What followed is difficult to describe in words, partly because what I was experiencing was completely beyond my comprehension at that time, partly because the intensity of the experience changed and damaged my brain (particularly my memory) and partly because I was justifiably doped up on antipsychotic medication. Soon before this, before what would later be diagnosed as psychosis, fully consumed me; I recall seeing a light fixture fall out of the roof of the family home where I was fortunate enough to be staying at the time. In that state of mind this displaced light fixture could mean only one thing; somebody was either in the roof spying on me or had planted a camera in the roof for that purpose. Why anybody would do such a thing was explained, in my foggy mind, by my interest in conspiracy theories. The government, the GCSB, or whoever else were responsible not only for this light fixture incident but also for the “gangstalking” I believed I was enduring from passing cars. To this day, this light fixture still falls out of the roof of the family home on the odd occasion, but now I smile with faint embarrassment instead of shaking with panic.

During the height of the psychosis, which lasted for several months, I became virtually immobile. I was either sleeping or lying down silently on the couch staring at the television without registering what I was watching. I saw the images and I heard the sounds, but they were not streamed together to form a video. Instead they came across as a disjointed mess of random sensory input. If I concentrated, I could understand them, but concentration at that time was a costly endeavour and so I passively allowed the colours and vibrations to pass through my senses, mindlessly, like a foreign language.  It was not only anxiety and delusion, which paralysed me for those two months but also depression. I would regularly wake up in the middle of the night feeling like my soul had been torn from my body and seared with unholy fire. These bouts of depression were so incomprehensibly intense and visceral that they felt life-threatening, like the mental pain alone would cause my head to explode.

Thankfully, that never happened. What did happen was the opposite; I began to gradually improve.

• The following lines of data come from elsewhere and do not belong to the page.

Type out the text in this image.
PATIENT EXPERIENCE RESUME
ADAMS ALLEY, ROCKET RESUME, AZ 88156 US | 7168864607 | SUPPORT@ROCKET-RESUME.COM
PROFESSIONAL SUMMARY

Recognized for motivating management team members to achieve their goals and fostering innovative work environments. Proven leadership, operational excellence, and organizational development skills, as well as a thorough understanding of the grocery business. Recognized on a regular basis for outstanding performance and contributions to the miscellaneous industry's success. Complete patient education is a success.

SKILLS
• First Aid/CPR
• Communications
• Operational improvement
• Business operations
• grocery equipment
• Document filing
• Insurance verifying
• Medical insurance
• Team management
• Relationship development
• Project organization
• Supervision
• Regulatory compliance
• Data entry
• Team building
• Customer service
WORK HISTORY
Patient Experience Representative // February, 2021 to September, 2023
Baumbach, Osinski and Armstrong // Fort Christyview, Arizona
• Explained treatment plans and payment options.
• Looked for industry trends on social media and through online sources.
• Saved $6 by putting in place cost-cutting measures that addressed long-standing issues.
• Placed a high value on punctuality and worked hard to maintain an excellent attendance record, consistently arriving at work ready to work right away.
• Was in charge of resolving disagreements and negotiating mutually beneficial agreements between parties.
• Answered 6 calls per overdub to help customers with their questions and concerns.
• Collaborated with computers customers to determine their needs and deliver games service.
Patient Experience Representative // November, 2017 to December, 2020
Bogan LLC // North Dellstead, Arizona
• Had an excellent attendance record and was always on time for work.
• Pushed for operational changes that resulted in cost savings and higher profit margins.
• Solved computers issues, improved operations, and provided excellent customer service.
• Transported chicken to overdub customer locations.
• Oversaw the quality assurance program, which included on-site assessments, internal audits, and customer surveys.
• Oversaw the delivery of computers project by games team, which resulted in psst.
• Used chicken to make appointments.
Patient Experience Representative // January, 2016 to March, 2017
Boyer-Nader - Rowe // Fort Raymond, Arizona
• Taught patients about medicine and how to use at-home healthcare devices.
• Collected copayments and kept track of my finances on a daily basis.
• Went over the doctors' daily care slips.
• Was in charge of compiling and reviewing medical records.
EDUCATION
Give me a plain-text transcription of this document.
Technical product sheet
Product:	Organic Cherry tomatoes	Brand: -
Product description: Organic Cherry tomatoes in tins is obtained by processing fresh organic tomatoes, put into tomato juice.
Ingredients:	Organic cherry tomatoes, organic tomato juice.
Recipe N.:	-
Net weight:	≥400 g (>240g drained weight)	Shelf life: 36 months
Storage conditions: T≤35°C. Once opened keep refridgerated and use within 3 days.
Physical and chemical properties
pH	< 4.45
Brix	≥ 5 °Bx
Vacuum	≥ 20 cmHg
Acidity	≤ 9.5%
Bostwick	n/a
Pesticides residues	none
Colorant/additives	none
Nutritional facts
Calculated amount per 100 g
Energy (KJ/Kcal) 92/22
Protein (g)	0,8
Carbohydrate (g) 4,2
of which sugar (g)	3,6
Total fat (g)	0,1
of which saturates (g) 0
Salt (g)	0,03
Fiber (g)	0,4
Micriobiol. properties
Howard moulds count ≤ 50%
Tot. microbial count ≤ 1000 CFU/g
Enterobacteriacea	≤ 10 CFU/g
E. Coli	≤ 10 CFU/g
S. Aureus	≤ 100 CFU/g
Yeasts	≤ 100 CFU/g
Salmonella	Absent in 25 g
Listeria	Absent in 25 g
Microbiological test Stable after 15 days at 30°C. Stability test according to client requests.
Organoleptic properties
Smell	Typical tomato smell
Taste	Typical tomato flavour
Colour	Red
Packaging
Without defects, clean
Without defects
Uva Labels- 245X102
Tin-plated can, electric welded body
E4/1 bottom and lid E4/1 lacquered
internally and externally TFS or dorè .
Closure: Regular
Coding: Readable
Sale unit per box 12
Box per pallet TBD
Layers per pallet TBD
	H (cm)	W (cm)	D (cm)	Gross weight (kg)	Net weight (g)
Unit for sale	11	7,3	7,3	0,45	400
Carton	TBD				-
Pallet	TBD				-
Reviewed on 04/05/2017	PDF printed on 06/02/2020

This was achieved, at least in part, by making myself walk out in the sunlight while contemplating my own transgressions, my ability to change, and all the support I had from my loving family. Those walks were a particularly painful endeavour, because at that time seeing movement and hearing noises both caused me a great deal of mental pain, which I can’t describe in words. But without them I wouldn’t have been able to conjure up the positive energy to change my thinking, and as time went on the pain slowly withdrew and the psychotic symptoms fled with ever-increasing vigour. Soon the walks were more pleasurable than they were painful and the rumbling black clouds in my mind began to part, giving way to the warm, caressing light of wellness.

What motivated me to walk, to change my thinking, to fight my way out of the tarpit I was glued in, was the dawning awareness that I might have been wrong about life and myself. I wasn’t doomed. I didn’t have to be irresponsible. I had the ability and the will power to change myself, so I did.